Pour résoudre un problème, il faut d’abord le poser:
Et le problème que le système a avec Sonko, à beau être métis culturel, c’est bien évidemment sa casamancité …?

Les Casamançais doivent prendre pleinement conscience de cette réalité. L’occulter ou refuser de la reconnaître, au nom de concepts flous de vivre-ensemble et de politiquement correct, constituerait une erreur fatale.

L’ascension d’Ousmane Sonko dans l’espace public sénégalais constitue un phénomène politique singulier, dont l’analyse permet d’interroger les dynamiques profondes de légitimation, de culture politique et de recomposition des élites. Sonko apparaît aujourd’hui comme une figure de consensus, capable d’articuler des attentes intergénérationnelles, c’est-à-dire, celles d’une jeunesse socialisée hors des grands récits idéologiques du XXᵉ siècle, et celles d’élites plus anciennes, formées dans les paradigmes marxistes de la lutte des classes et des rapports de domination.

Sonko comme figure de médiation intergénérationnelle

La réception de Sonko par les jeunes générations s’inscrit dans un contexte où les « logiciels idéologiques » traditionnels — marxisme, socialisme d’État, nationalisme développementaliste — ont perdu leur centralité explicative. La jeunesse sénégalaise, majoritairement urbaine et connectée, mobilise des catégories morales plutôt que doctrinales : justice, cohérence, dignité, souveraineté. À l’inverse, une partie des élites politiques et intellectuelles demeure attachée à des cadres analytiques hérités des années 1960–1980. La capacité de Sonko à circuler entre ces deux univers, sans se laisser enfermer dans l’un ou l’autre, constitue un élément clé de son attractivité.

La Casamancité (ancrage casamançais) comme ressource symbolique, mais aussi obstacle structurel

Le principal point de friction dans la trajectoire de Sonko réside dans son ancrage casamançais, souvent perçu — explicitement ou implicitement — comme un facteur de suspicion dans l’imaginaire politique national. Issu de la culture Ajamaat, il est porteur d’un ethos politique façonné par une tradition acéphale et profondément égalitaire, rétive aux hiérarchies verticales et fortement attachée à la parole donnée. Cette culture, fondée sur la collégialité et la résistance à l’arbitraire, produit un rapport au pouvoir qui contraste avec les logiques de cooptation et de loyauté flexible qui structurent une partie du champ politique sénégalais contemporain.

Dans cette perspective, l’hypothèse selon laquelle Sonko aurait été plus aisément intégré au système s’il avait appartenu à une autre communauté n’est pas une simple conjecture identitaire : elle renvoie à la manière dont les États postcoloniaux construisent des hiérarchies symboliques entre territoires, mémoires et cultures politiques. La Casamance, historiquement marginalisée et politiquement contestataire, demeure un espace dont l’altérité est perçue comme un risque plutôt qu’une ressource.

La culture du waax waaxet et la résistance à la domestication politique

La pratique du waax waaxet — reniement public de la parole donnée (qui n’engagerait que celles et ceux qui y croient), le parjure — constitue un élément structurant de la critique populaire du système politique sénégalais. Dans ce contexte, la constance de Sonko apparaît comme une anomalie institutionnelle, non pas parce qu’elle serait exceptionnelle en soi, mais parce qu’elle s’inscrit en faux contre une norme politique largement tolérée. L’idée selon laquelle sa socialisation dans l’aire Ajamaat l’aurait prémuni contre cette culture de la rétractation n’est pas essentialiste : elle souligne la manière dont les habitus politiques régionaux façonnent les trajectoires individuelles.

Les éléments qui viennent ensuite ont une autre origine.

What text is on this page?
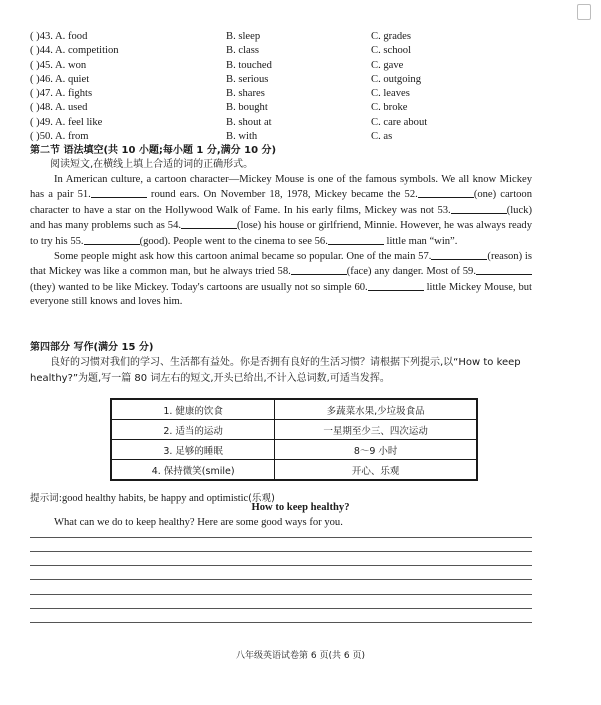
( )43. A. food	B. sleep	C. grades
( )44. A. competition	B. class	C. school
( )45. A. won	B. touched	C. gave
( )46. A. quiet	B. serious	C. outgoing
( )47. A. fights	B. shares	C. leaves
( )48. A. used	B. bought	C. broke
( )49. A. feel like	B. shout at	C. care about
( )50. A. from	B. with	C. as
第二节 语法填空(共 10 小题;每小题 1 分,满分 10 分)
阅读短文,在横线上填上合适的词的正确形式。

In American culture, a cartoon character—Mickey Mouse is one of the famous symbols. We all know Mickey has a pair 51.	round ears. On November 18, 1978, Mickey became the 52.	(one) cartoon character to have a star on the Hollywood Walk of Fame. In his early films, Mickey was not 53.	(luck) and has many problems such as 54.	(lose) his house or girlfriend, Minnie. However, he was always ready to try his 55.	(good). People went to the cinema to see 56.	little man “win”.

Some people might ask how this cartoon animal became so popular. One of the main 57.	(reason) is that Mickey was like a common man, but he always tried 58.	(face) any danger. Most of 59.(they) wanted to be like Mickey. Today's cartoons are usually not so simple 60.	little Mickey Mouse, but everyone still knows and loves him.

第四部分 写作(满分 15 分)
良好的习惯对我们的学习、生活都有益处。你是否拥有良好的生活习惯？请根据下列提示,以“How to keep healthy?”为题,写一篇 80 词左右的短文,开头已给出,不计入总词数,可适当发挥。
1. 健康的饮食	多蔬菜水果,少垃圾食品
2. 适当的运动	一星期至少三、四次运动
3. 足够的睡眠	8～9 小时
4. 保持微笑(smile)	开心、乐观
提示词:good healthy habits, be happy and optimistic(乐观)
How to keep healthy?
What can we do to keep healthy? Here are some good ways for you.
八年级英语试卷第 6 页(共 6 页)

Sonko et le Pastef ou la déterritorialisation de l’exigence de vertu en politique

Soutenir ou rejoindre le Pastef, hier comme aujourd’hui et aujourd’hui singulièrement, revient ainsi à affirmer une thèse fondamentale pour l’avenir du Sénégal, que la vertu politique n’est pas l’apanage d’une communauté c’est-à-dire les Ajamaats dont on se plait à donner en exemple, ni d’un territoire (la casamancité) ou d’une élite particulière (marxiens et autres initiateurs du Pastef). Il faut juste souligner que les politiciens ont laissé une mauvaise image de la politique en Casamance, être politicien était synonyme d’autorisation à promettre sans tenir sa promesse.

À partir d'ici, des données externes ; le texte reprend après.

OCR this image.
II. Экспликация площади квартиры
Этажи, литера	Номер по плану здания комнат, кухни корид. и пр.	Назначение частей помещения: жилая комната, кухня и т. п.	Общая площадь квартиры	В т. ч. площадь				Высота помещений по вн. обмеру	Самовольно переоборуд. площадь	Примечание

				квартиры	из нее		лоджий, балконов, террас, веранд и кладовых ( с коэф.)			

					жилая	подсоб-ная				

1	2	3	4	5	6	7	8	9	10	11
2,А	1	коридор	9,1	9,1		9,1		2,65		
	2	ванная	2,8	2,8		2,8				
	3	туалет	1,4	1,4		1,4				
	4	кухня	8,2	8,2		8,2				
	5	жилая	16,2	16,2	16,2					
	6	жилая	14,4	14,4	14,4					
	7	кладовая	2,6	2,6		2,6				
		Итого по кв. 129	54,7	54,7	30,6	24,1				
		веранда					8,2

Le « consensus Sonko » ne se réduit pas à l’adhésion à un leader ; il signale une transformation plus profonde du champ politique, où les monopoles historiques — territoriaux, lignagers, institutionnels — sont progressivement remis en question. Cette dynamique ouvre la voie à une redéfinition de la citoyenneté politique, dite patriotique, fondée non sur l’appartenance mais sur la cohérence éthique, la responsabilité publique et la capacité à incarner un horizon collectif.